Development and field validation of a decision support system for irrigation scheduling of open field vegetable crops based on determining soil evaporation and plant transpiration

Usually, irrigation scheduling is based on a soil water balance approach that considers reference evapotranspiration and crop coefficients as inputs. However, this procedure is based on an empirical database of crop coefficients available from the literature and it does not take into account field variability in canopy vigour, among other factors. This study compared a novel irrigation model (Riego-Asesor, RA), that separately determines soil evaporation and plant transpiration, with the standard irrigation farmer practices (F). Three experiments, two in endive and one in muskmelon, were carried out in south-eastern Spain. The irrigation volume applied, crop aboveground biomass, water content, relative chlorophyll content (SPAD) and yield were determined.
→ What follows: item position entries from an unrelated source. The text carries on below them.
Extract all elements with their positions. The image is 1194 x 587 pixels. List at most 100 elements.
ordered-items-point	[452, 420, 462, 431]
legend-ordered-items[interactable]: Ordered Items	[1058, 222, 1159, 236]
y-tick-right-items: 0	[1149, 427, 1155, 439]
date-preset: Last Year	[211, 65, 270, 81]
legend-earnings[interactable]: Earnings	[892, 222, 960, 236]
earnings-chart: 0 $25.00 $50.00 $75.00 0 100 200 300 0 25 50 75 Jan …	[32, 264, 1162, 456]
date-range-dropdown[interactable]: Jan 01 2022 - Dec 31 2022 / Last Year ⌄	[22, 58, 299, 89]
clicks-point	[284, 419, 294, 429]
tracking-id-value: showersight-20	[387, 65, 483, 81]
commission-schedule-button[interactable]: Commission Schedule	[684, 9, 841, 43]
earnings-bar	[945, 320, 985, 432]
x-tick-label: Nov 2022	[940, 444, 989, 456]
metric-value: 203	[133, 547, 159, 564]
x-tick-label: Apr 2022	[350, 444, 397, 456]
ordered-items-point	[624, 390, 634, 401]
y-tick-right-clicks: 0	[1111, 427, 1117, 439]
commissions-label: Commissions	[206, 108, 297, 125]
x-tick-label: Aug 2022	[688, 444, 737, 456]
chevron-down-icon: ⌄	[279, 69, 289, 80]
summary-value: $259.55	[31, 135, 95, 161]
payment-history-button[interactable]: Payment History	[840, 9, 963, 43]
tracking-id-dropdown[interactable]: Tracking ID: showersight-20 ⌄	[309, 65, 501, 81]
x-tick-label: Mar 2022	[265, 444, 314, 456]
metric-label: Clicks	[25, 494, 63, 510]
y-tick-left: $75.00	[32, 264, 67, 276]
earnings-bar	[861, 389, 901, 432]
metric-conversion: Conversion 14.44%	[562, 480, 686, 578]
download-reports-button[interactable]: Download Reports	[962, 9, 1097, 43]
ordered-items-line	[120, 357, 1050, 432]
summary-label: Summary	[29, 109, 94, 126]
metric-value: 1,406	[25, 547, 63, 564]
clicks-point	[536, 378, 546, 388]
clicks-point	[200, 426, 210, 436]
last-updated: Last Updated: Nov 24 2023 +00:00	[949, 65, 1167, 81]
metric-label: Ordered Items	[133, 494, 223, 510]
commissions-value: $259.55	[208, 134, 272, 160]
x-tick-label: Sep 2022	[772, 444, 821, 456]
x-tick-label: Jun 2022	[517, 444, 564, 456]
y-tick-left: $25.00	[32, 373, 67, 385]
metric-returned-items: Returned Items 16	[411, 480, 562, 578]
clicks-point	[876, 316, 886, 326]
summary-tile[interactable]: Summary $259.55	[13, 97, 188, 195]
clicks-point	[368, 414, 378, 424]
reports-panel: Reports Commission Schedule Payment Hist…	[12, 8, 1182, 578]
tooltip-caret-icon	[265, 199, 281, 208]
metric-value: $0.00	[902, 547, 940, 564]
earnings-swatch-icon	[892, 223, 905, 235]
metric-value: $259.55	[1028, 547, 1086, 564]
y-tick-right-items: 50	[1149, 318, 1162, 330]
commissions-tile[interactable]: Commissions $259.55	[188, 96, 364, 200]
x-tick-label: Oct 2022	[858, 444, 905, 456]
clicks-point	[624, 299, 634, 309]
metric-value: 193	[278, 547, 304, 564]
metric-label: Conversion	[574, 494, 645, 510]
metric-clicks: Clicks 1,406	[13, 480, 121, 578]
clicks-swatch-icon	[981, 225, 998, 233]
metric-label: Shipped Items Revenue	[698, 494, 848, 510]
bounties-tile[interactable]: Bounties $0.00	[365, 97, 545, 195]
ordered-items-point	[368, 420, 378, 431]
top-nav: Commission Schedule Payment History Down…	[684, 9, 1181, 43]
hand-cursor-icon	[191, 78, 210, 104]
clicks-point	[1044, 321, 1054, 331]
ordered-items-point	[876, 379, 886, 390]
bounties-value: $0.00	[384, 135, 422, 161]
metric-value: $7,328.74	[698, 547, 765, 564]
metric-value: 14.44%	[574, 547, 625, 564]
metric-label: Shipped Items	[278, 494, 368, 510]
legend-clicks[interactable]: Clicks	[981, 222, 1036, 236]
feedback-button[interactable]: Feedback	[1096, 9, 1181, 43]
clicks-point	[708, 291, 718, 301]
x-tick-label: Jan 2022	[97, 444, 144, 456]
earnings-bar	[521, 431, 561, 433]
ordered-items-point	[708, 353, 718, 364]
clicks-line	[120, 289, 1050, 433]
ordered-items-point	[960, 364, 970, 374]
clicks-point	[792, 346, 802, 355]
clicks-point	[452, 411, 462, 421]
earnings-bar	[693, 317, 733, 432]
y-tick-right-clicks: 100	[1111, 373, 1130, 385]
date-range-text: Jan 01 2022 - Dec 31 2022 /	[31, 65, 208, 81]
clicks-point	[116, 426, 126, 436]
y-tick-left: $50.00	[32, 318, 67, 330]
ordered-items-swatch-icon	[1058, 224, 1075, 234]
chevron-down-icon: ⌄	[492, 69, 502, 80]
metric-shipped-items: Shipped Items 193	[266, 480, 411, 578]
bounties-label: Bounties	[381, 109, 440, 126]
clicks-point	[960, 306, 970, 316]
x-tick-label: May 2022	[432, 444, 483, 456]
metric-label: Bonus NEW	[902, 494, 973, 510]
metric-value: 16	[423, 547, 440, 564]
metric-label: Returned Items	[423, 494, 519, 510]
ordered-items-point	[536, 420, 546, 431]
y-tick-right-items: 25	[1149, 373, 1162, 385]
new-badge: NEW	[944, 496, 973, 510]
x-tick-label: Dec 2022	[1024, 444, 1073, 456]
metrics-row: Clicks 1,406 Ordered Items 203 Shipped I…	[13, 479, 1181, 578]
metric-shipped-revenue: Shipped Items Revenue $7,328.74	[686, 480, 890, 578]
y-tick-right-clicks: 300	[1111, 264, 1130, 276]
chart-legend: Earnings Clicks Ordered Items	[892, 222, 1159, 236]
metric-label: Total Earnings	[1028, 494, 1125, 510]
The results showed water savings up to 7.5% in the RA treatment when compared with the F treatment. Water savings were limited because the farmer’s watering regime was already well adjusted to the crop water needs and because of the leaching fraction applied due to the high salinity level of the irrigation water. No statistically significant differences in aboveground biomass, water content, SPAD and yield were observed between treatments. The results confirmed that the proposed model mimics quite well the farmer’s irrigation scheduling without employing on-the-ground sensors. Nevertheless, further developments are needed in order to better estimate the leaching fraction and to determine evapotranspiration under deficit irrigation conditions.